Мы сели в кресла у треногого журнального столика. Табачный дым голубыми струйками уходил в открытое окно. На улице было пасмурно и душно: похоже, что к вечеру соберется дождь. Я хотел было расспросить Струнова о его жизни, о семье, но он опередил меня и продолжал начатый моим тостом разговор, впервые обратившись ко мне на "ты":
— Видишь ли, Андрей Платонович, у многих людей, притом наших, советских граждан, умных, культурных и вообще порядочных, даже коммунистов, бытует, мягко выражаясь, предвзятое отношение к милиции. Не будем искать причины. Во всяком случае, это обывательский взгляд.
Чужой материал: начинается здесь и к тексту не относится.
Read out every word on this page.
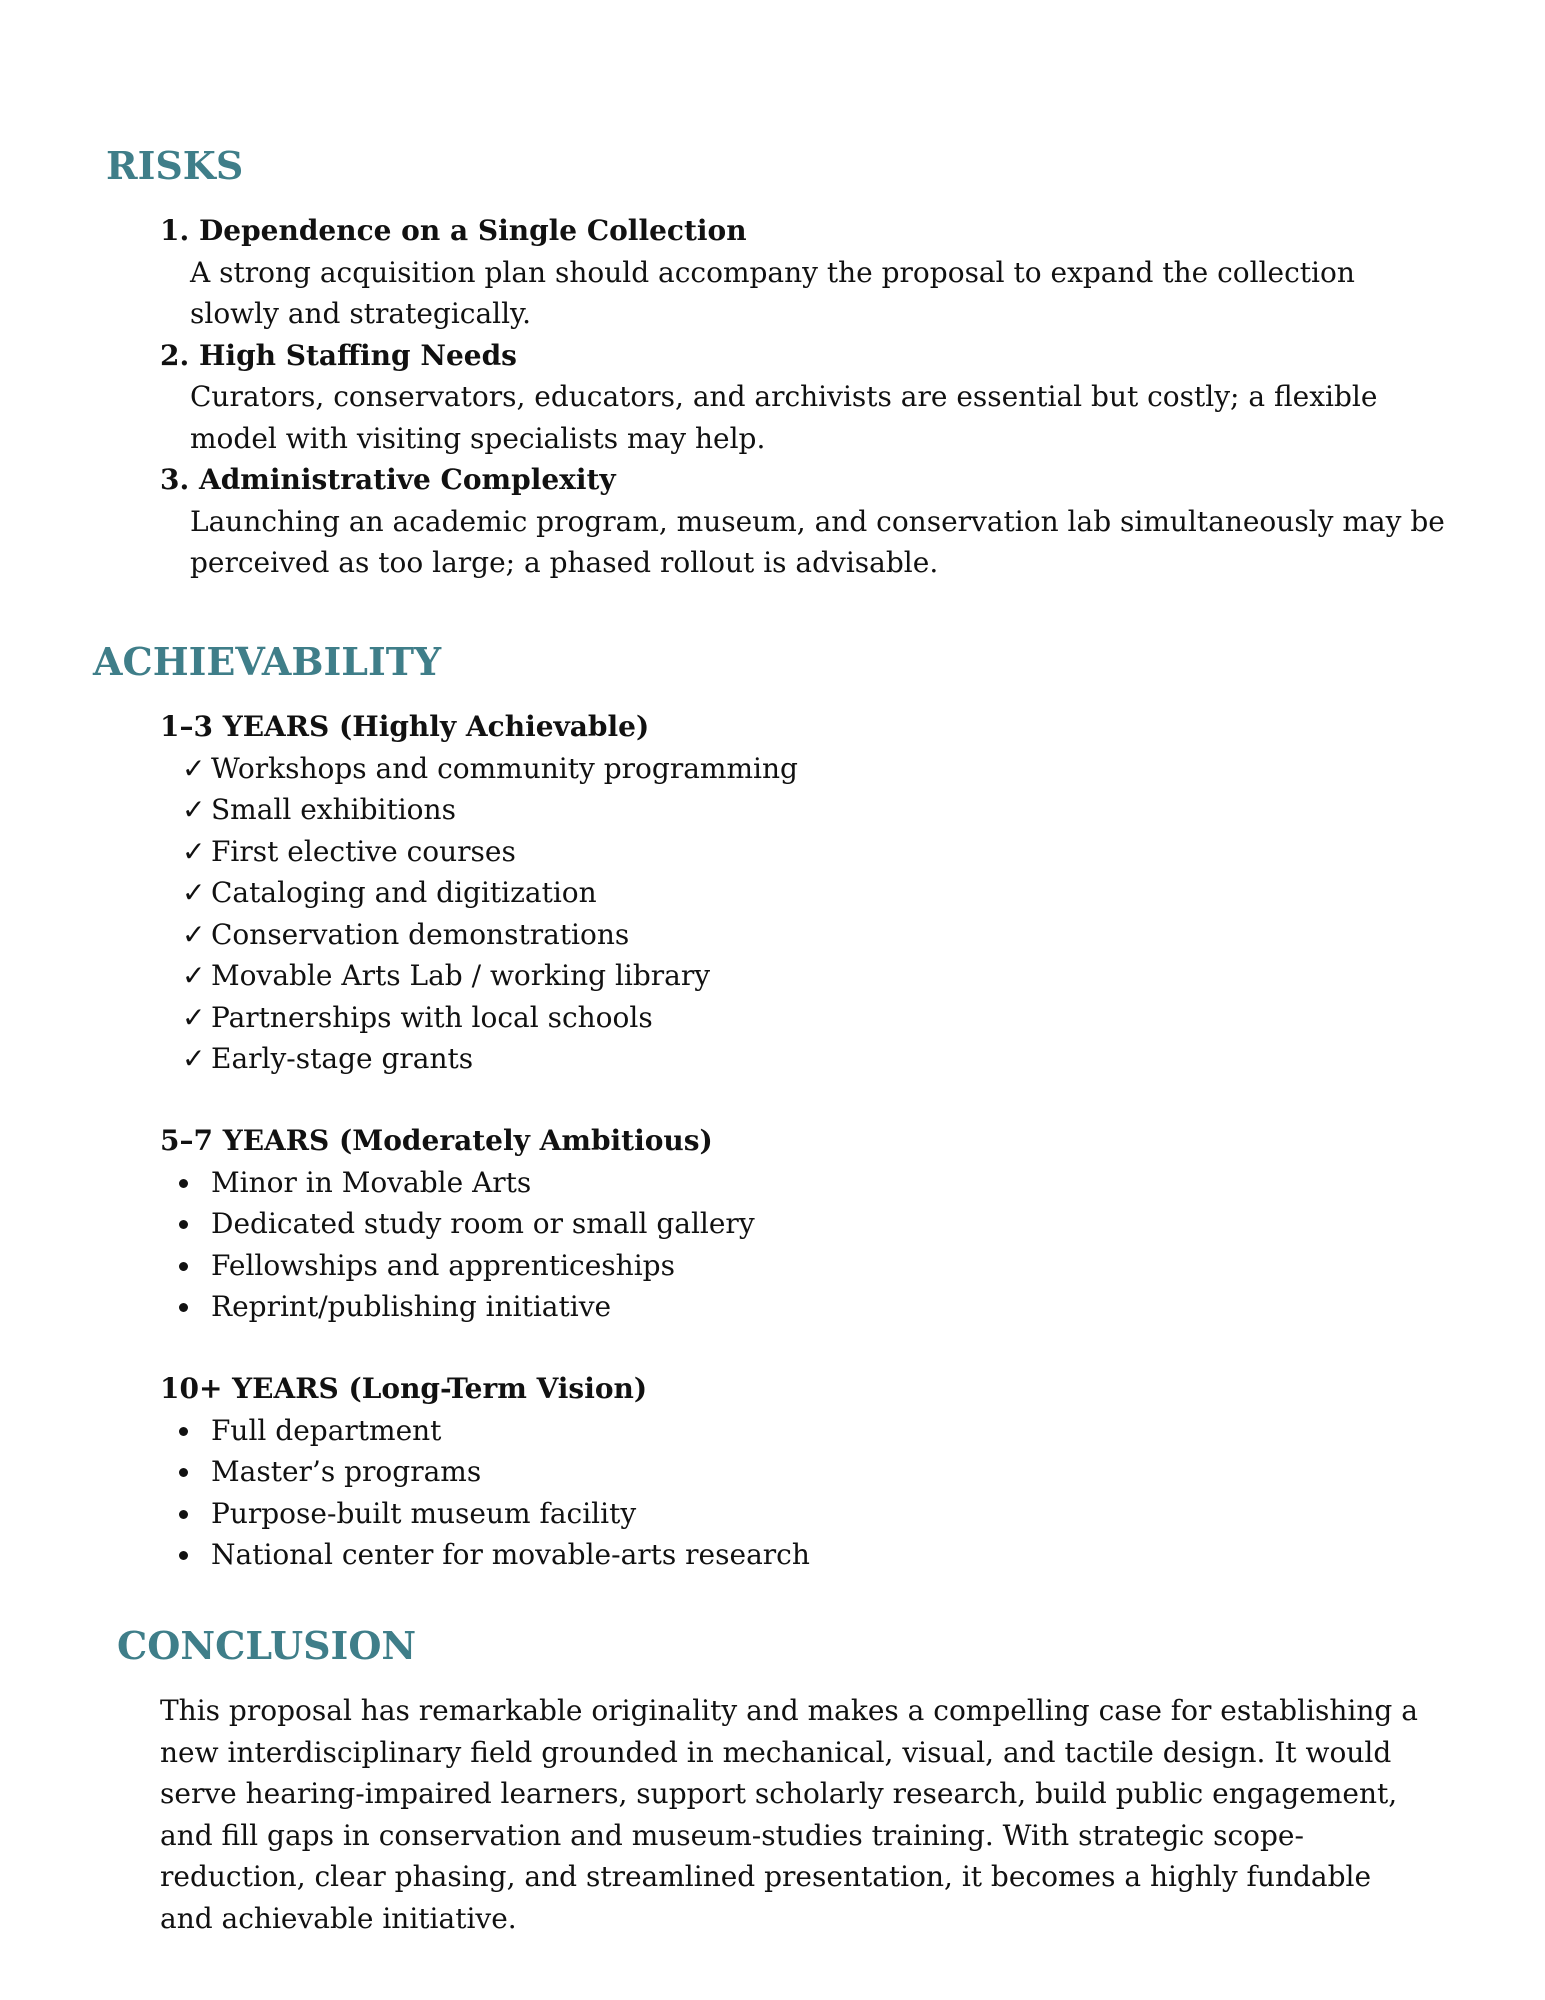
RISKS
1. Dependence on a Single Collection
A strong acquisition plan should accompany the proposal to expand the collection slowly and strategically.
2. High Staffing Needs
Curators, conservators, educators, and archivists are essential but costly; a flexible model with visiting specialists may help.
3. Administrative Complexity
Launching an academic program, museum, and conservation lab simultaneously may be perceived as too large; a phased rollout is advisable.
ACHIEVABILITY

1–3 YEARS (Highly Achievable)

✓ Workshops and community programming
✓ Small exhibitions
✓ First elective courses
✓ Cataloging and digitization
✓ Conservation demonstrations
✓ Movable Arts Lab / working library
✓ Partnerships with local schools
✓ Early-stage grants

5–7 YEARS (Moderately Ambitious)

Minor in Movable Arts
Dedicated study room or small gallery
Fellowships and apprenticeships
Reprint/publishing initiative

10+ YEARS (Long-Term Vision)

Full department
Master’s programs
Purpose-built museum facility
National center for movable-arts research
CONCLUSION

This proposal has remarkable originality and makes a compelling case for establishing a new interdisciplinary field grounded in mechanical, visual, and tactile design. It would serve hearing-impaired learners, support scholarly research, build public engagement, and fill gaps in conservation and museum-studies training. With strategic scope-reduction, clear phasing, and streamlined presentation, it becomes a highly fundable and achievable initiative.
— Да это понятно, — согласился я.
— В жизни нашей, к сожалению, еще есть человеческое отребье — воры, жулики, рецидивисты, наркоманы и даже убийцы. Я понимаю — это грязь, иметь дело с ней не очень приятно. А врач, который борется с разными бациллами, заразными вирусами ради человека, делает не то же, что делаем мы? И нам не легче, чем врачам. Уверяю тебя. Пожалуй, трудней. Потому что связано с опасностью. Предотвратить убийство, раскрыть преступление, обезвредить вора — разве, это не благородно? Все равно что не допустить вражеские подводные лодки в наши территориальные воды.
В его рассуждении была неотвратимая логика. Возразить было нечем, и я молча соглашался. А ему, казалось, недостаточно было моего молчаливого согласия. Он продолжал убеждать, точно хотел навязать свои убеждения мне:
— Милиция, Андрей Платонович, сейчас совсем другая. Это главным образом бывшие военнослужащие, офицеры и сержанты. К нам идут энтузиасты, романтики. Люди кристальной чистоты. "Длинного рубля" у нас нет. Работы не меньше, чем на флоте. И ответственность… Сам понимаешь, дело имеем с человеческими судьбами.
— Ты говоришь так, будто хочешь меня завербовать.
— Да нет, я просто отвечаю на твой вопрос. Вербовать нам не приходится. Мы выбираем лучших из лучших. Недавно взяли оперуполномоченным в ОБХСС офицера из авиации. Отличный товарищ. И представь, уже успел отличиться в разработке очень важной операции.